America’s automobiles are in a long twilight, starting with the decline of Detroit and ending with electric motors attempting to drive themselves. The stifling industries that were tearing apart every city in the country for a bunch of suburban fascists (America’s great highway system is just a side effect) are dying, rather than being replaced by something better. , replaced by a bunch of idiots with iPads. Americans no longer care about anything and now realize that the old industrialists, the beasts they created, don’t get as much respect as they thought they did, and since 2016 have turned to the Republican Party. These are old-school conservatives who have reduced their huge donations. Of course, they’re still fighting for the last bit of dwindling viewership from the infield seats of Florida’s tri-oval.
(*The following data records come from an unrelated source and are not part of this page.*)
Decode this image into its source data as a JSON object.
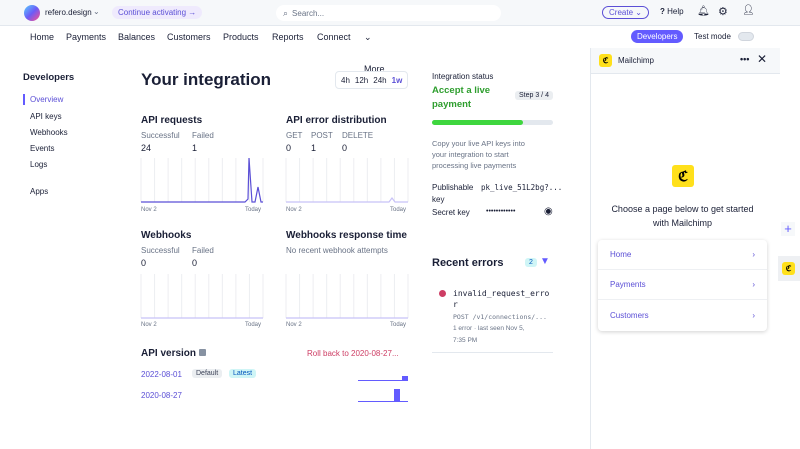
{
  "topbar": {
    "account": "refero.design",
    "activate": "Continue activating →",
    "search_placeholder": "Search...",
    "create": "Create",
    "help": "Help"
  },
  "nav": {
    "items": [
      "Home",
      "Payments",
      "Balances",
      "Customers",
      "Products",
      "Reports",
      "Connect",
      "More"
    ],
    "developers": "Developers",
    "test_mode": "Test mode",
    "test_mode_on": false
  },
  "sidebar": {
    "title": "Developers",
    "items": [
      "Overview",
      "API keys",
      "Webhooks",
      "Events",
      "Logs",
      "Apps"
    ],
    "active": "Overview"
  },
  "main": {
    "title": "Your integration",
    "ranges": [
      "4h",
      "12h",
      "24h",
      "1w"
    ],
    "active_range": "1w",
    "api_requests": {
      "title": "API requests",
      "labels": [
        "Successful",
        "Failed"
      ],
      "values": [
        "24",
        "1"
      ],
      "x_start": "Nov 2",
      "x_end": "Today"
    },
    "api_errors": {
      "title": "API error distribution",
      "labels": [
        "GET",
        "POST",
        "DELETE"
      ],
      "values": [
        "0",
        "1",
        "0"
      ],
      "x_start": "Nov 2",
      "x_end": "Today"
    },
    "webhooks": {
      "title": "Webhooks",
      "labels": [
        "Successful",
        "Failed"
      ],
      "values": [
        "0",
        "0"
      ],
      "x_start": "Nov 2",
      "x_end": "Today"
    },
    "webhook_time": {
      "title": "Webhooks response time",
      "note": "No recent webhook attempts",
      "x_start": "Nov 2",
      "x_end": "Today"
    },
    "api_version": {
      "title": "API version",
      "rollback": "Roll back to 2020-08-27...",
      "versions": [
        {
          "date": "2022-08-01",
          "badges": [
            "Default",
            "Latest"
          ]
        },
        {
          "date": "2020-08-27",
          "badges": []
        }
      ]
    }
  },
  "status": {
    "label": "Integration status",
    "title_line1": "Accept a live",
    "title_line2": "payment",
    "step": "Step 3 / 4",
    "progress": 0.75,
    "desc": [
      "Copy your live API keys into",
      "your integration to start",
      "processing live payments"
    ],
    "pub_label": "Publishable",
    "pub_label2": "key",
    "pub_value": "pk_live_51L2bg?...",
    "secret_label": "Secret key",
    "secret_value": "••••••••••••"
  },
  "errors": {
    "title": "Recent errors",
    "count": "2",
    "item": {
      "code1": "invalid_request_erro",
      "code2": "r",
      "path": "POST /v1/connections/...",
      "meta1": "1 error · last seen Nov 5,",
      "meta2": "7:35 PM"
    }
  },
  "drawer": {
    "title": "Mailchimp",
    "prompt1": "Choose a page below to get started",
    "prompt2": "with Mailchimp",
    "pages": [
      "Home",
      "Payments",
      "Customers"
    ]
  },
  "colors": {
    "accent": "#635bff",
    "green": "#2e9e2e",
    "progress": "#3ed63e",
    "error": "#cd3d64"
  }
}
In 2019, transportation magnate Roger Penske, whose son and heir have spent his fortune buying up every trade publication in Hollywood, is home to the Indy 500, America’s crown jewel in motorsports’ triple crown. He bought the Indianapolis Motor Speedway, and with it, all of IndyCar. , North America’s first open-wheel racing series. He’s been a racer all his life, and just last year, Team Penske achieved its first 500 wins since acquiring the speedway, with Josef Newgarden in a thrilling (a bit stage-y) final lap after the race restart. He overtook current winner Marcus Ericsson. . Newgarden replaced Penske in the lead at Daytona on Sunday, and he and all three co-pilots in the No. 7 Porsche (Felipe Nasr, Dane Cameron and Matt Campbell) took their first overall victory at the Daytona 24. I accomplished it. They lined up in a car owned by Jim France, son and scion of NASCAR founder “Big Bill” France Sr., and piloted by Blomqvist, Jack Aitken and Pipo Derani # 31 Action Express. Dating back to the 1960s, Big Bill was a founding member of the International Motorsports Association, the long-established sanctioning body for sports car racing, and in 2012, under CEO Jim France, NASCAR All were acquired by NASCAR, and in 2014 the Daytona 24 opened the newly combined Grande and Rolex. Racing series as IMSA Sports Car Championship. Penske and France own everything.
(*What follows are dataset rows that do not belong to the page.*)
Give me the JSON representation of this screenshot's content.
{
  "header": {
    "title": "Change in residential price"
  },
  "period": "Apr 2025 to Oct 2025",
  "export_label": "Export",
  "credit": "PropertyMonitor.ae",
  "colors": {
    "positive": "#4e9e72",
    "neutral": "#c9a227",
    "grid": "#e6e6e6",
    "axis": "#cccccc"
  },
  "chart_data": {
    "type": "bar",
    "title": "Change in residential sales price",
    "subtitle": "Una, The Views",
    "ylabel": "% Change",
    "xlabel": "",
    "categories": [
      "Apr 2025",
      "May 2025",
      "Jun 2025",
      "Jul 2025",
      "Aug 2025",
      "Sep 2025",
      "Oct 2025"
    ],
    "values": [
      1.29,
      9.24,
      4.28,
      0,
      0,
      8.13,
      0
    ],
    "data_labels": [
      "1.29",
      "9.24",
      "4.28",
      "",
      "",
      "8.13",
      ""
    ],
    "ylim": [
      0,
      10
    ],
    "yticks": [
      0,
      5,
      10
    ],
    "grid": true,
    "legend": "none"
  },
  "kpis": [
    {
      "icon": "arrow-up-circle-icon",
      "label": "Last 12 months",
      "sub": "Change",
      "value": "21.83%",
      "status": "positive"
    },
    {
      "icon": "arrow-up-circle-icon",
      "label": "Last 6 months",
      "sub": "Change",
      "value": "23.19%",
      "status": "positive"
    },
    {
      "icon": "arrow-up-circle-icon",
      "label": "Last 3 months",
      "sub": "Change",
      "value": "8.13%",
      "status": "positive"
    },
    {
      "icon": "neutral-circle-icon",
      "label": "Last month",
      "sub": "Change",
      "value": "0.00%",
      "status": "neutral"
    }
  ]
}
It’s been 55 years since Penske won the overall victory at the Daytona 24, a feat not unlike the 58-year hiatus since Ferrari topped Le Mans, which ended last year. What cannot be compared is the durability of the brand. Enzo is dead, but Ferrari lives on. NASCAR fans are aging, and European auto racing is reaching new audiences through great innovation and a Netflix series. On the other hand, America’s automobile population is aging and is falling into a rut. It didn’t matter at all whether Penske or France finished first Sunday. Now that they both have everything they want, they are left to drive in circles as the world they destroyed crumbles around them.